Competition law seeks to ensure that firms compete fairly with each other by applying appropriate rules.
Competition can bring a number of benefits to Guyanese firms and consumers alike, such as driving enterprise, innovation and efficiency among businesses and creating a wider choice of goods for consumers to select from, that may be of a higher quality and lower cost.
Participants benefitted from in-depth presentations on the three areas of competition law: anti-competitive agreements, abuse of dominance, and merger control regulation.
According to a statement on the workshop, other topics covered included the economics of competition and the methodology for investigating a case using the Rule of Reason Procedure along with international dimensions of competition law and the evolution of jurisprudence in the US and EU for dealing with cross border anti-competitive conduct.

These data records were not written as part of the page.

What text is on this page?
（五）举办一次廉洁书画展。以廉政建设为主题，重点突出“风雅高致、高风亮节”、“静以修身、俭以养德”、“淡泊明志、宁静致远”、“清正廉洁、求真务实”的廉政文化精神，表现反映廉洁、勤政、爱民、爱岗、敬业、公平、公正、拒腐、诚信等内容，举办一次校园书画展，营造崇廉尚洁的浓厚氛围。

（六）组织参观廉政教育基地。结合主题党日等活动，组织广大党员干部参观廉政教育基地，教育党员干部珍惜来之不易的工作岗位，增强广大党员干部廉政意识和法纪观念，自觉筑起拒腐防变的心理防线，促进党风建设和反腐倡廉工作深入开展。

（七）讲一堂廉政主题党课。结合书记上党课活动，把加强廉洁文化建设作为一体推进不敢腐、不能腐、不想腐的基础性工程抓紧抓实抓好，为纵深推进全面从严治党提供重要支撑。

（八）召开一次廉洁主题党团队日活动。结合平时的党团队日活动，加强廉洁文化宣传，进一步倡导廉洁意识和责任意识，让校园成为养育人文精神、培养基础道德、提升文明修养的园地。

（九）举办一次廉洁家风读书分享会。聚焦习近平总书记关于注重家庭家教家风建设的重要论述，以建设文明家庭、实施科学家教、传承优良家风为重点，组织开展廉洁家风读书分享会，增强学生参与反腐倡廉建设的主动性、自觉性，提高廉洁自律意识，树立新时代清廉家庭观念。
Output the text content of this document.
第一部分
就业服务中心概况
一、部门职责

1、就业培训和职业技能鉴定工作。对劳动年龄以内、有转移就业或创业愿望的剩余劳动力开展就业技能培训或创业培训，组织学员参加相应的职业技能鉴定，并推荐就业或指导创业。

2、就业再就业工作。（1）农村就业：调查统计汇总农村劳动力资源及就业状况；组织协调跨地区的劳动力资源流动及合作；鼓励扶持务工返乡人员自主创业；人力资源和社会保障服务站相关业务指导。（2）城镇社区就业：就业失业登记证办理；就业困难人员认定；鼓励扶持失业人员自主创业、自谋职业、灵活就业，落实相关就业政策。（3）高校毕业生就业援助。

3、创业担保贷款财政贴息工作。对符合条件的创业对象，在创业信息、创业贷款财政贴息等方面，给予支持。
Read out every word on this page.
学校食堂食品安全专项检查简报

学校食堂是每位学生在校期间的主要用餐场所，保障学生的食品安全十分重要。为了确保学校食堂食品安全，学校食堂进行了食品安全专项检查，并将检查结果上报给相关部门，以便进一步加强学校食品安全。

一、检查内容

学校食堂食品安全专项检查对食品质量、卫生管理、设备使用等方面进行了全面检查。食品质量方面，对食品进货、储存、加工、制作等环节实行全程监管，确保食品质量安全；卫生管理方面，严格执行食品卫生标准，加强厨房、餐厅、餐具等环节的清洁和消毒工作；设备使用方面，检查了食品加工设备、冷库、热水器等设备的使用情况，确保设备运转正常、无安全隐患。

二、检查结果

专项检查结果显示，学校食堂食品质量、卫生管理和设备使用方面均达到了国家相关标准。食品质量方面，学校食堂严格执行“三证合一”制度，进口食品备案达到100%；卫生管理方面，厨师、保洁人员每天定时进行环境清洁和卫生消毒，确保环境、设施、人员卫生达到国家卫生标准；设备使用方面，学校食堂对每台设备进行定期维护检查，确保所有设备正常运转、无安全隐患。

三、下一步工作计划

“Participants also learnt the methodology of conducting market studies and gained an understanding of the importance of institution building, strategies for developing institutional capacity and winning support for the institution.”
Dr. Taimoon Stewart, associate senior lecturer in Law at the University of the West Indies, was the workshop facilitator.
The training course is an activity of the CARIFORUM-EU Capacity Building Project on Competition, Public Procurement and Customs and Trade Facilitation that is funded under the 10th EDF and under the overall supervision of the CARIFORUM Directorate, CARICOM.
The project’s main objective is to support CARIFORUM Member States’ beneficial integration in the world economy.
Specifically, it seeks to help member states implement their EPA commitments in the areas of Competition, Procurement and Customs and Trade Facilitation.
A consortium led by Equinoccio (Spain) which includes the London School of Economics (UK), SGS (Netherlands) and Maastricht School of Management (Netherlands) is implementing the project.
George Seales, a commissioner of the Competition and Consumer Affairs Commission, noted that he found the workshop to be very educational and informative.
He said that the training he received had given him a wider scope in competition law coupled with economics.
Seales recommended that all consumer bodies should hold similar collaborative seminars and workshops.